Das Kapital: A novel of love and money markets BY Viken Berberian. Simon & Schuster. Hardcover, 192 pages. $23.

The cover of Das Kapital: A novel of love and money markets

Viken Berberian’s second novel, Das Kapital, wryly lives up to its name. Like many economic treatises since Marx’s, it concerns the gently aging love triangle of capitalism, power, and labor. The story’s main character is Wayne, the wunderkind manager of a three-billiondollar hedge fund, who has honed his ability to anticipate when stocks will decline, profiting handsomely by betting against individual companies and national markets. Though Berberian layers Wayne’s story with references to the Situationist International, his book is less a novel of ideas than a series of cartoonish interactions between characters and the concepts that animate them.
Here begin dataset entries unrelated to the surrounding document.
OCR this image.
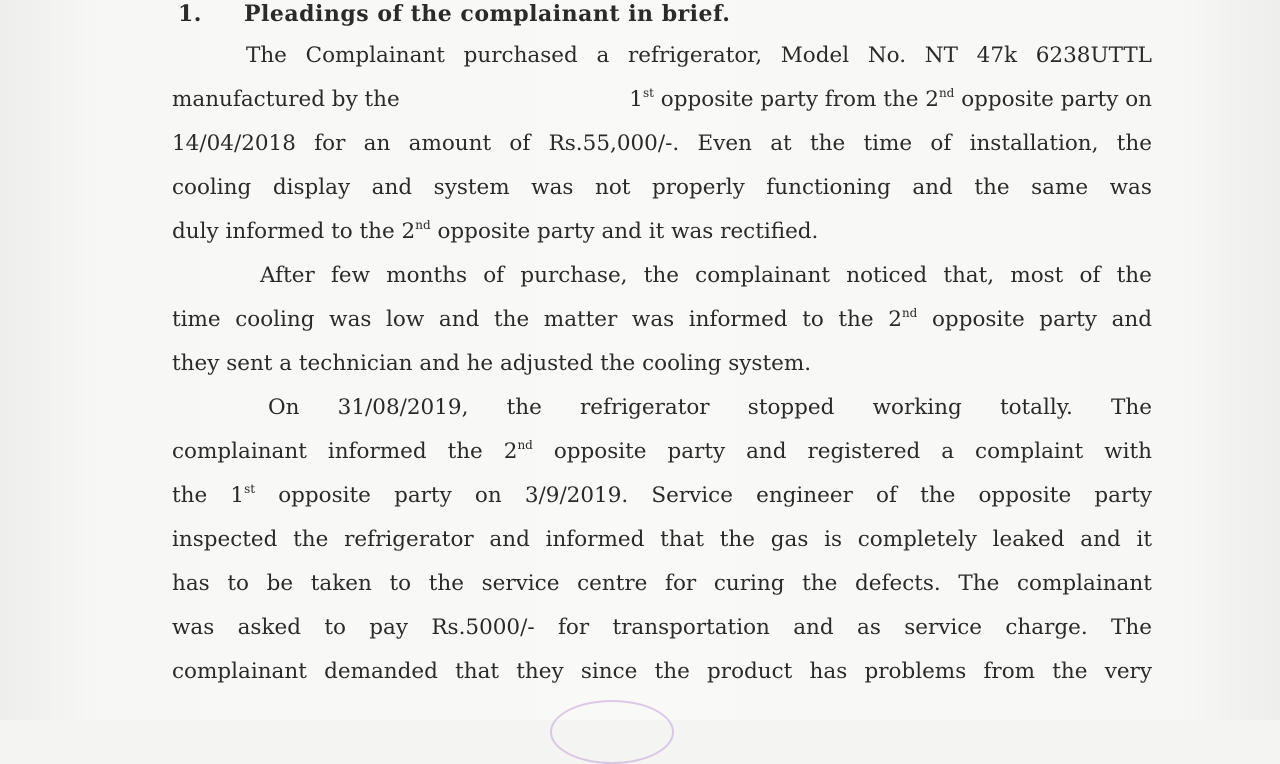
1. Pleadings of the complainant in brief.
The Complainant purchased a refrigerator, Model No. NT 47k 6238UTTL
manufactured by the	1st opposite party from the 2nd opposite party on
14/04/2018 for an amount of Rs.55,000/-. Even at the time of installation, the
cooling display and system was not properly functioning and the same was
duly informed to the 2nd opposite party and it was rectified.
After few months of purchase, the complainant noticed that, most of the
time cooling was low and the matter was informed to the 2nd opposite party and
they sent a technician and he adjusted the cooling system.
On 31/08/2019, the refrigerator stopped working totally. The
complainant informed the 2nd opposite party and registered a complaint with
the 1st opposite party on 3/9/2019. Service engineer of the opposite party
inspected the refrigerator and informed that the gas is completely leaked and it
has to be taken to the service centre for curing the defects. The complainant
was asked to pay Rs.5000/- for transportation and as service charge. The
complainant demanded that they since the product has problems from the very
Wayne is sleeping with Alix, an architecture student who is attempting to extricate herself from a relationship with a gentleman known to the reader simply as the Corsican. This mysterious former lumberjack and nature lover happens to be the terrorist for hire Wayne surreptitiously employs to blow up cathedrals, designer buildings, bridges, and other architectural hot spots around the globe. This allows “radical empiricist” Wayne to accelerate his fund’s profit from loss and destruction. In a further twist, the Corsican used to work at a lumber company Wayne helped bankrupt and has since “made a secret pact with nature to restore its honor.”

In its portrayal of the world of day trading and hedge funds that has come to represent capitalism in action, Das Kapital succeeds mainly in the novel-as-pinballmachine category: It hits key phrases (the Fibonacci sequence, Nassim Taleb, the VIX volatility index, arbitrage, and Monte Carlo simulations) that establish the author’s bona fides for writing about the subject. Wayne revels in making bombastic speeches about “exchange value” and “naked self-interest,” and more generally, there’s a lot of tough, crude talk in the trading room and screaming at underlings. But, alas, there’s little insight into why individuals (and traders) make the economic and personal decisions they do.

Then again, insight may not be what Berberian is after. His characters are caricatures who soliloquize and think in clichés. By the story’s comic end, Wayne and the Corsican have turned into their opposites, neatly displaying the emptiness at the cores of their respective philosophies. Profit-loving Wayne develops feelings and a love of nature; he no longer cares about “the pell-mell of commerce” and tosses his BlackBerry into a fountain. The Corsican, meanwhile, evolves from forest-dwelling woodchopper to leader of an army of urban terrorists, who discuss the organization’s overhead, cash reserves, and “success rate” and subject its bombings to “efficiency metrics.”

Perhaps the best way to read this novel is as a satire of ideologies and the people who inhabit them. But for most readers, the sheer quantity of glib passages throughout may prove defeating and could squash the book’s final drollery.